我的原创地址:https://dongkelun.com/2020/10/09/spark3StreamingException/
前言
先说解决办法,提交时除了添加spark-sql-kafka和kafka-clients jar包外,还要添加spark-token-provider-kafka和commons-pool jar包,具体为spark-token-provider-kafka-0-10_2.12-3.0.1.jar和commons-pool2-2.6.2.jar
注意:Spark 3 版本和Spark 2有些不一样,提交Structured Streaming需要注意Kafka client 版本需要>=0.11.0.0,这个在spark官方文档里有说明:Please note that to use the headers functionality, your Kafka client version should be version 0.11.0.0 or up.
版本
- Spark 3.0.1
- Scala 2.12.2
- kafka-clients 2.6.0
异常及解决
java.lang.NoClassDefFoundError: org/apache/spark/kafka010/KafkaConfigUpdater
异常详细信息
java.lang.NoClassDefFoundError: org/apache/spark/kafka010/KafkaConfigUpdater
at org.apache.spark.sql.kafka010.KafkaSourceProvider$.kafkaParamsForDriver(KafkaSourceProvider.scala:580)

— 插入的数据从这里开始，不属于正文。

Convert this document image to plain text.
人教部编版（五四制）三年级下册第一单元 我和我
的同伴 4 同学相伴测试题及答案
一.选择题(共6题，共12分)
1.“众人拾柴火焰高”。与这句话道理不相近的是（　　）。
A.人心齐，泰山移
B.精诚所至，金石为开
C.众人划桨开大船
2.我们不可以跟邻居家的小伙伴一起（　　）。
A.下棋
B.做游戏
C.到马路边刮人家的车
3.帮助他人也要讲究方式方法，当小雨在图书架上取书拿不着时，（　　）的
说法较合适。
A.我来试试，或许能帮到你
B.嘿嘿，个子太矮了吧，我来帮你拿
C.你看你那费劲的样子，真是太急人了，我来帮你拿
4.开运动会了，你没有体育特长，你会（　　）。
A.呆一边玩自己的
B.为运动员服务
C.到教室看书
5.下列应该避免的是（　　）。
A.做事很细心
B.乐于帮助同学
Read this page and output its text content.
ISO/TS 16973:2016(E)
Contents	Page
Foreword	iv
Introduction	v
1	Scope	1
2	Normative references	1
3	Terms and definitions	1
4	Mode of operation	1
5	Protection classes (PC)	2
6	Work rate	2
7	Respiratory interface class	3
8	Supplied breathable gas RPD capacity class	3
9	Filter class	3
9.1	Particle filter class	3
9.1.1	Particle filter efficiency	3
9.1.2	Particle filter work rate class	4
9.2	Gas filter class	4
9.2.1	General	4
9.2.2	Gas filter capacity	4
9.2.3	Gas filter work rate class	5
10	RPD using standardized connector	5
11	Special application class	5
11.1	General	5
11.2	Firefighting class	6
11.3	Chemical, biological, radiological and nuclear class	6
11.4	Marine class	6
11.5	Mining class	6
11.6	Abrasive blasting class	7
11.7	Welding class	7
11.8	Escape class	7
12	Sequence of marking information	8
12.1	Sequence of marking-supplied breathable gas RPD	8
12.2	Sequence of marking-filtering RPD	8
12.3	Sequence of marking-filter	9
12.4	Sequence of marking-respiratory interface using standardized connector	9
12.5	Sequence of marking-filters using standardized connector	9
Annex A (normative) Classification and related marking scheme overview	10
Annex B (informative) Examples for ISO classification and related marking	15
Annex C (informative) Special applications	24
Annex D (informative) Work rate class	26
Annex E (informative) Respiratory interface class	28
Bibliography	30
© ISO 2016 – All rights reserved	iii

at org.apache.spark.sql.kafka010.KafkaSourceProvider$KafkaScan.toMicroBatchStream(KafkaSourceProvider.scala:466)
at org.apache.spark.sql.execution.streaming.MicroBatchExecution$$anonfun$1.$anonfun$applyOrElse$3(MicroBatchExecution.scala:102)
at org.apache.spark.sql.execution.streaming.MicroBatchExecution$$anonfun$1$$Lambda$1408/1011508938.apply(Unknown Source)
at scala.collection.mutable.HashMap.getOrElseUpdate(HashMap.scala:86)
at org.apache.spark.sql.execution.streaming.MicroBatchExecution$$anonfun$1.applyOrElse(MicroBatchExecution.scala:95)
at org.apache.spark.sql.execution.streaming.MicroBatchExecution$$anonfun$1.applyOrElse(MicroBatchExecution.scala:81)
at org.apache.spark.sql.catalyst.trees.TreeNode.$anonfun$transformDown$1(TreeNode.scala:309)
at org.apache.spark.sql.catalyst.trees.TreeNode$$Lambda$1019/1992844647.apply(Unknown Source)
at org.apache.spark.sql.catalyst.trees.CurrentOrigin$.withOrigin(TreeNode.scala:72)
at org.apache.spark.sql.catalyst.trees.TreeNode.transformDown(TreeNode.scala:309)
at org.apache.spark.sql.catalyst.plans.logical.LogicalPlan.org$apache$spark$sql$catalyst$plans$logical$AnalysisHelper$$super$transformDown(LogicalPlan.scala:29)
at org.apache.spark.sql.catalyst.plans.logical.AnalysisHelper.transformDown(AnalysisHelper.scala:149)
at org.apache.spark.sql.catalyst.plans.logical.AnalysisHelper.transformDown$(AnalysisHelper.scala:147)
at org.apache.spark.sql.catalyst.plans.logical.LogicalPlan.transformDown(LogicalPlan.scala:29)
at org.apache.spark.sql.catalyst.plans.logical.LogicalPlan.transformDown(LogicalPlan.scala:29)
at org.apache.spark.sql.catalyst.trees.TreeNode.transform(TreeNode.scala:298)
at org.apache.spark.sql.execution.streaming.MicroBatchExecution.logicalPlan$lzycompute(MicroBatchExecution.scala:81)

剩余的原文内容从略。